Background: Surrogate biomarkers of disease progression are a major unmet need in MSA. Small-scale longitudinal studies in patients with MSA using magnetic resonance imaging (MRI) to assess progression of brain atrophy have produced inconsistent results. In recent years, novel MRI post-processing methods have been developed enabling reliable quantification of brain atrophy in an automated fashion.

Methods: Serial 3D-T1-weighted MRI assessments (baseline and after 1 year of follow-up) of 43 patients with MSA were analyzed and compared to a cohort of early-stage Parkinson's disease (PD) patients and healthy controls (HC). FreeSurfer's longitudinal analysis stream was used to determine the brain atrophy rates in an observer-independent fashion.

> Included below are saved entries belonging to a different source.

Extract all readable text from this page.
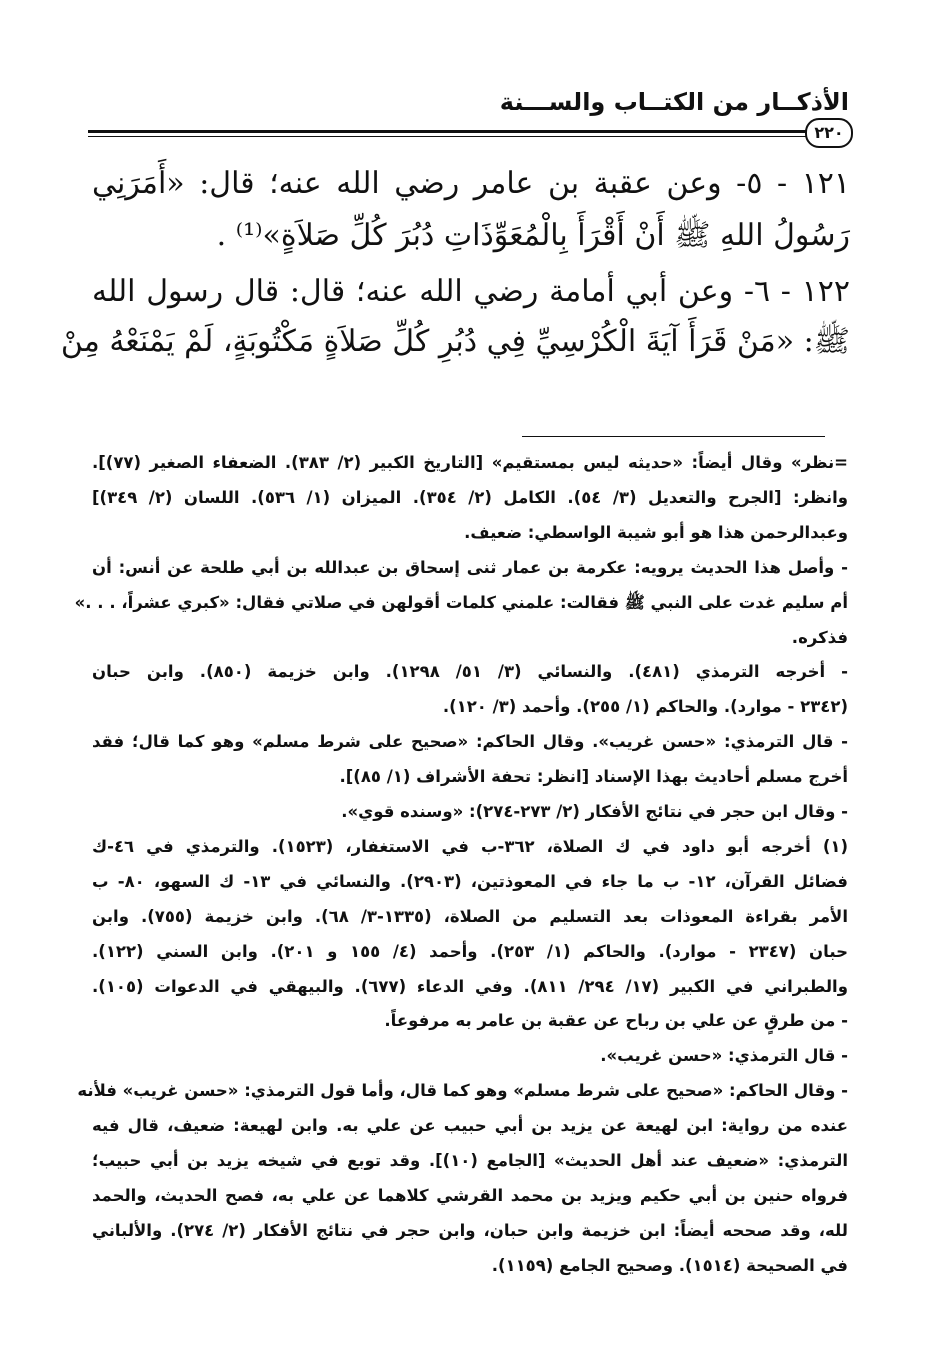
الأذكــار من الكتــاب والســـنة
٢٢٠
١٢١ - ٥- وعن عقبة بن عامر رضي الله عنه؛ قال: «أَمَرَنِي
رَسُولُ اللهِ ﷺ أَنْ أَقْرَأَ بِالْمُعَوِّذَاتِ دُبُرَ كُلِّ صَلاَةٍ»⁽¹⁾ .
١٢٢ - ٦- وعن أبي أمامة رضي الله عنه؛ قال: قال رسول الله
ﷺ: «مَنْ قَرَأَ آيَةَ الْكُرْسِيِّ فِي دُبُرِ كُلِّ صَلاَةٍ مَكْتُوبَةٍ، لَمْ يَمْنَعْهُ مِنْ
=نظر» وقال أيضاً: «حديثه ليس بمستقيم» [التاريخ الكبير (٢/ ٣٨٣). الضعفاء الصغير (٧٧)].
وانظر: [الجرح والتعديل (٣/ ٥٤). الكامل (٢/ ٣٥٤). الميزان (١/ ٥٣٦). اللسان (٢/ ٣٤٩)]
وعبدالرحمن هذا هو أبو شيبة الواسطي: ضعيف.
- وأصل هذا الحديث يرويه: عكرمة بن عمار ثنى إسحاق بن عبدالله بن أبي طلحة عن أنس: أن
أم سليم غدت على النبي ﷺ فقالت: علمني كلمات أقولهن في صلاتي فقال: «كبري عشراً، . . .»
فذكره.
- أخرجه الترمذي (٤٨١). والنسائي (٣/ ٥١/ ١٢٩٨). وابن خزيمة (٨٥٠). وابن حبان
(٢٣٤٢ - موارد). والحاكم (١/ ٢٥٥). وأحمد (٣/ ١٢٠).
- قال الترمذي: «حسن غريب». وقال الحاكم: «صحيح على شرط مسلم» وهو كما قال؛ فقد
أخرج مسلم أحاديث بهذا الإسناد [انظر: تحفة الأشراف (١/ ٨٥)].
- وقال ابن حجر في نتائج الأفكار (٢/ ٢٧٣-٢٧٤): «وسنده قوي».
(١) أخرجه أبو داود في ك الصلاة، ٣٦٢-ب في الاستغفار، (١٥٢٣). والترمذي في ٤٦-ك
فضائل القرآن، ١٢- ب ما جاء في المعوذتين، (٢٩٠٣). والنسائي في ١٣- ك السهو، ٨٠- ب
الأمر بقراءة المعوذات بعد التسليم من الصلاة، (١٣٣٥-٣/ ٦٨). وابن خزيمة (٧٥٥). وابن
حبان (٢٣٤٧ - موارد). والحاكم (١/ ٢٥٣). وأحمد (٤/ ١٥٥ و ٢٠١). وابن السني (١٢٢).
والطبراني في الكبير (١٧/ ٢٩٤/ ٨١١). وفي الدعاء (٦٧٧). والبيهقي في الدعوات (١٠٥).
- من طرقٍ عن علي بن رباح عن عقبة بن عامر به مرفوعاً.
- قال الترمذي: «حسن غريب».
- وقال الحاكم: «صحيح على شرط مسلم» وهو كما قال، وأما قول الترمذي: «حسن غريب» فلأنه
عنده من رواية: ابن لهيعة عن يزيد بن أبي حبيب عن علي به. وابن لهيعة: ضعيف، قال فيه
الترمذي: «ضعيف عند أهل الحديث» [الجامع (١٠)]. وقد توبع في شيخه يزيد بن أبي حبيب؛
فرواه حنين بن أبي حكيم ويزيد بن محمد القرشي كلاهما عن علي به، فصح الحديث، والحمد
لله، وقد صححه أيضاً: ابن خزيمة وابن حبان، وابن حجر في نتائج الأفكار (٢/ ٢٧٤). والألباني
في الصحيحة (١٥١٤). وصحيح الجامع (١١٥٩).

Results: Mean ages at baseline were 64.4 ± 8.3, 60.0 ± 7.5, and 59.8 ± 9.2 years in MSA, PD patients and HC, respectively. A mean disease duration at baseline of 4.1 ± 2.5 years in MSA patients and 2.3 ± 1.4 years in PD patients was observed. Brain regions chiefly affected by MSA pathology showed progressive atrophy with annual rates of atrophy for the cerebellar cortex, cerebellar white matter, pons, and putamen of -4.24 ± 6.8%, -8.22 ± 8.8%, -4.67 ± 4.9%, and - 4.25 ± 4.9%, respectively. Similar to HC, atrophy rates in PD patients were minimal with values of -0.41% ± 1.8%, -1.47% ± 4.1%, -0.04% ± 1.8%, and -1.54% ± 2.2% for cerebellar cortex, cerebellar white matter, pons, and putamen, respectively.

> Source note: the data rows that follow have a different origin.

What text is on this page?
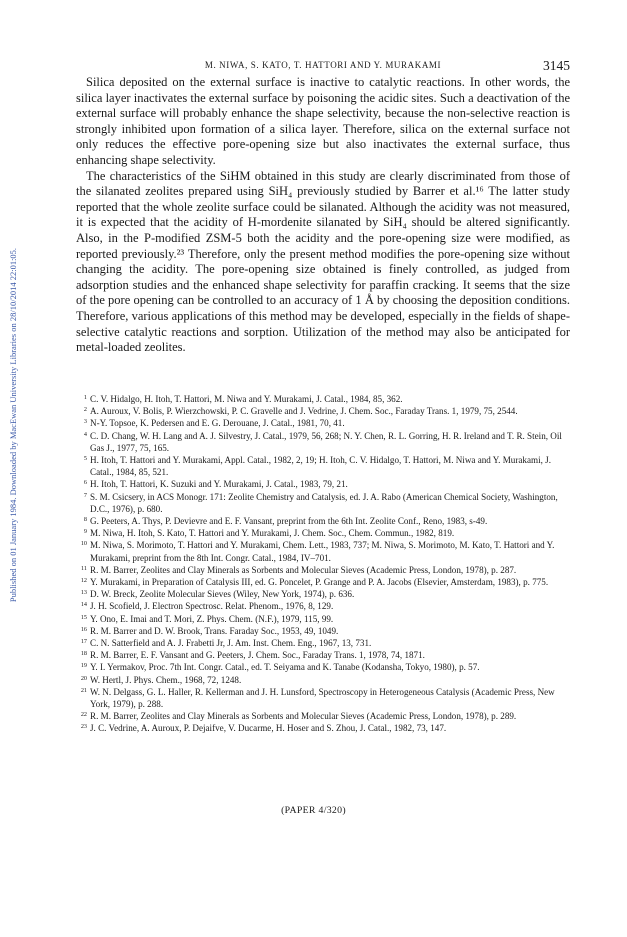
M. NIWA, S. KATO, T. HATTORI AND Y. MURAKAMI	3145
Published on 01 January 1984. Downloaded by MacEwan University Libraries on 28/10/2014 22:01:05.

Silica deposited on the external surface is inactive to catalytic reactions. In other words, the silica layer inactivates the external surface by poisoning the acidic sites. Such a deactivation of the external surface will probably enhance the shape selectivity, because the non-selective reaction is strongly inhibited upon formation of a silica layer. Therefore, silica on the external surface not only reduces the effective pore-opening size but also inactivates the external surface, thus enhancing shape selectivity.

The characteristics of the SiHM obtained in this study are clearly discriminated from those of the silanated zeolites prepared using SiH₄ previously studied by Barrer et al.¹⁶ The latter study reported that the whole zeolite surface could be silanated. Although the acidity was not measured, it is expected that the acidity of H-mordenite silanated by SiH₄ should be altered significantly. Also, in the P-modified ZSM-5 both the acidity and the pore-opening size were modified, as reported previously.²³ Therefore, only the present method modifies the pore-opening size without changing the acidity. The pore-opening size obtained is finely controlled, as judged from adsorption studies and the enhanced shape selectivity for paraffin cracking. It seems that the size of the pore opening can be controlled to an accuracy of 1 Å by choosing the deposition conditions. Therefore, various applications of this method may be developed, especially in the fields of shape-selective catalytic reactions and sorption. Utilization of the method may also be anticipated for metal-loaded zeolites.

1 C. V. Hidalgo, H. Itoh, T. Hattori, M. Niwa and Y. Murakami, J. Catal., 1984, 85, 362.

2 A. Auroux, V. Bolis, P. Wierzchowski, P. C. Gravelle and J. Vedrine, J. Chem. Soc., Faraday Trans. 1, 1979, 75, 2544.

3 N-Y. Topsoe, K. Pedersen and E. G. Derouane, J. Catal., 1981, 70, 41.

4 C. D. Chang, W. H. Lang and A. J. Silvestry, J. Catal., 1979, 56, 268; N. Y. Chen, R. L. Gorring, H. R. Ireland and T. R. Stein, Oil Gas J., 1977, 75, 165.

5 H. Itoh, T. Hattori and Y. Murakami, Appl. Catal., 1982, 2, 19; H. Itoh, C. V. Hidalgo, T. Hattori, M. Niwa and Y. Murakami, J. Catal., 1984, 85, 521.

6 H. Itoh, T. Hattori, K. Suzuki and Y. Murakami, J. Catal., 1983, 79, 21.

7 S. M. Csicsery, in ACS Monogr. 171: Zeolite Chemistry and Catalysis, ed. J. A. Rabo (American Chemical Society, Washington, D.C., 1976), p. 680.

8 G. Peeters, A. Thys, P. Devievre and E. F. Vansant, preprint from the 6th Int. Zeolite Conf., Reno, 1983, s-49.

9 M. Niwa, H. Itoh, S. Kato, T. Hattori and Y. Murakami, J. Chem. Soc., Chem. Commun., 1982, 819.

10 M. Niwa, S. Morimoto, T. Hattori and Y. Murakami, Chem. Lett., 1983, 737; M. Niwa, S. Morimoto, M. Kato, T. Hattori and Y. Murakami, preprint from the 8th Int. Congr. Catal., 1984, IV–701.

11 R. M. Barrer, Zeolites and Clay Minerals as Sorbents and Molecular Sieves (Academic Press, London, 1978), p. 287.

12 Y. Murakami, in Preparation of Catalysis III, ed. G. Poncelet, P. Grange and P. A. Jacobs (Elsevier, Amsterdam, 1983), p. 775.

13 D. W. Breck, Zeolite Molecular Sieves (Wiley, New York, 1974), p. 636.

14 J. H. Scofield, J. Electron Spectrosc. Relat. Phenom., 1976, 8, 129.

15 Y. Ono, E. Imai and T. Mori, Z. Phys. Chem. (N.F.), 1979, 115, 99.

16 R. M. Barrer and D. W. Brook, Trans. Faraday Soc., 1953, 49, 1049.

17 C. N. Satterfield and A. J. Frabetti Jr, J. Am. Inst. Chem. Eng., 1967, 13, 731.

18 R. M. Barrer, E. F. Vansant and G. Peeters, J. Chem. Soc., Faraday Trans. 1, 1978, 74, 1871.

19 Y. I. Yermakov, Proc. 7th Int. Congr. Catal., ed. T. Seiyama and K. Tanabe (Kodansha, Tokyo, 1980), p. 57.

20 W. Hertl, J. Phys. Chem., 1968, 72, 1248.

21 W. N. Delgass, G. L. Haller, R. Kellerman and J. H. Lunsford, Spectroscopy in Heterogeneous Catalysis (Academic Press, New York, 1979), p. 288.

22 R. M. Barrer, Zeolites and Clay Minerals as Sorbents and Molecular Sieves (Academic Press, London, 1978), p. 289.

23 J. C. Vedrine, A. Auroux, P. Dejaifve, V. Ducarme, H. Hoser and S. Zhou, J. Catal., 1982, 73, 147.

(PAPER 4/320)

Conclusions: Patients with MSA show significant brain volume loss over 12 months, and cerebellar, pontine, and putaminal volumes were the most sensitive to change in mid-stage disease. © 2023 The Authors. Movement Disorders published by Wiley Periodicals LLC on behalf of International Parkinson and Movement Disorder Society.